Terjebak Permainan Tuan Galak

Terjebak Permainan Tuan Galak
TPTG BAB TERAKHIR


__ADS_3

"Nona Avika..." panggil seorang suster dari ambang pintu.


"Iya, saya Sus." Avika mengangkat tangan, lalu bangkit dari duduknya bersama Rai. Keduanya langsung masuk ke ruangan dokter spesialis kandungan itu.


Sesampainya di dalam, seorang dokter wanita mengulas senyum menyambut kedatangan mereka berdua. Avika dan Rai pun lekas duduk di hadapan dokter itu.


Setelah Rai menjelaskan keluhan yang dirasakan istrinya, dokter itu menyarankan Avika untuk melakukan tindakan USG. Rai mengangguk setuju dan ikut menemani Avika melakukan pemeriksaan.


Dibalik tirai yang ada di ruangan itu, Avika membaringkan diri di atas brankar dengan air muka pucat karena takut bercampur cemas. Rai mencoba menenangkannya dengan menggenggam tangan dan mengusap kepalanya lembut.


"Tidak apa-apa, sayang. Rileks saja!" ucap Rai mengukir senyum.


"Jangan takut, ini tidak sakit, cuma pemeriksaan luar saja," ucap dokter itu sembari tersenyum kecil.


Lalu dokter itu mengangkat baju Avika dan mengolesinya dengan gel.
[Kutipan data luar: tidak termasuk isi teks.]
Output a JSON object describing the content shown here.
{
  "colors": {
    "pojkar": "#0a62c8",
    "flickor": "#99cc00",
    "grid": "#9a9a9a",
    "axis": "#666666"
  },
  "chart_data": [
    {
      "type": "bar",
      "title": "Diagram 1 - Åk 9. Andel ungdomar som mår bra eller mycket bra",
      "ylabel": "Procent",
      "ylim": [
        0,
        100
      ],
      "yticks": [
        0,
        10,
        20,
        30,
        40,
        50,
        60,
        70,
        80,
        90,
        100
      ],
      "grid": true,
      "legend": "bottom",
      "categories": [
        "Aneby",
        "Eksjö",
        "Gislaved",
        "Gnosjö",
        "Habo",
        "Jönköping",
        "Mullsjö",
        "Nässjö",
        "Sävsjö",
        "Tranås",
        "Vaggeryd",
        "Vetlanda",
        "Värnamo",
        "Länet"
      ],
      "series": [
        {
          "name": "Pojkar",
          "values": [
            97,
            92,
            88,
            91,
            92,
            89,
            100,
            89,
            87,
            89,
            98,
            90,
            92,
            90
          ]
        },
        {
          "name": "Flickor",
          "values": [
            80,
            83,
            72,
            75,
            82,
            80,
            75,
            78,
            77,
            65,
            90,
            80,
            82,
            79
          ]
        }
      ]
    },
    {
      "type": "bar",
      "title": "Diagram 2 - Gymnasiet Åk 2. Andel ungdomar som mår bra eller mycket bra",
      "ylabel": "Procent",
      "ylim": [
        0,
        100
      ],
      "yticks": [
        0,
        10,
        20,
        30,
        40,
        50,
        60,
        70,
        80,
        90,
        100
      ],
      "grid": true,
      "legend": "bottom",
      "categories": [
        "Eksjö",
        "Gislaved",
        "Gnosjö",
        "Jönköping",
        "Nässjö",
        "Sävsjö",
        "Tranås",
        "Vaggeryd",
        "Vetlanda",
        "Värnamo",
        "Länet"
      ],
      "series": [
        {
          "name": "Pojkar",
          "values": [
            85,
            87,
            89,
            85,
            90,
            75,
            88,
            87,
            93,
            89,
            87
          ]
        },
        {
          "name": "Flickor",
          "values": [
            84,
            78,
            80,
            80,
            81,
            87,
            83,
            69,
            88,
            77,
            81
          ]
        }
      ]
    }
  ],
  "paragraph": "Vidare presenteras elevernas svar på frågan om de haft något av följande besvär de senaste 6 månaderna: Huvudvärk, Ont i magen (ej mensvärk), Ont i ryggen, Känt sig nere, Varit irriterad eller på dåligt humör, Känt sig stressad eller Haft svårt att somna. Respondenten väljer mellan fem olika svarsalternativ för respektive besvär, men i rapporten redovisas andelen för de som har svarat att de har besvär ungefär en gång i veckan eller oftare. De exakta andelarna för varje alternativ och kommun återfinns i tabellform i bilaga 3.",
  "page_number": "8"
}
Sebuah alat yang tersambung ke monitor ditempelkan di perutnya.


Seketika mata Rai dan Avika terbelalak tanpa berkedip ketika menatap layar monitor yang menyala di samping brankar. Tampak sebuah kantong dan ada bulatan kecil sebesar kacang di layar itu.


"Selamat ya, Nona Avika positif hamil. Janinnya masih sangat kecil, kisaran tujuh minggu." jelas dokter itu.


"Hah?" Mata Avika tiba-tiba membulat dengan bibir sedikit menganga, ini benar-benar diluar perkiraannya. Dia pikir Inara salah mendeteksi dan menganggap dirinya hanya masuk angin.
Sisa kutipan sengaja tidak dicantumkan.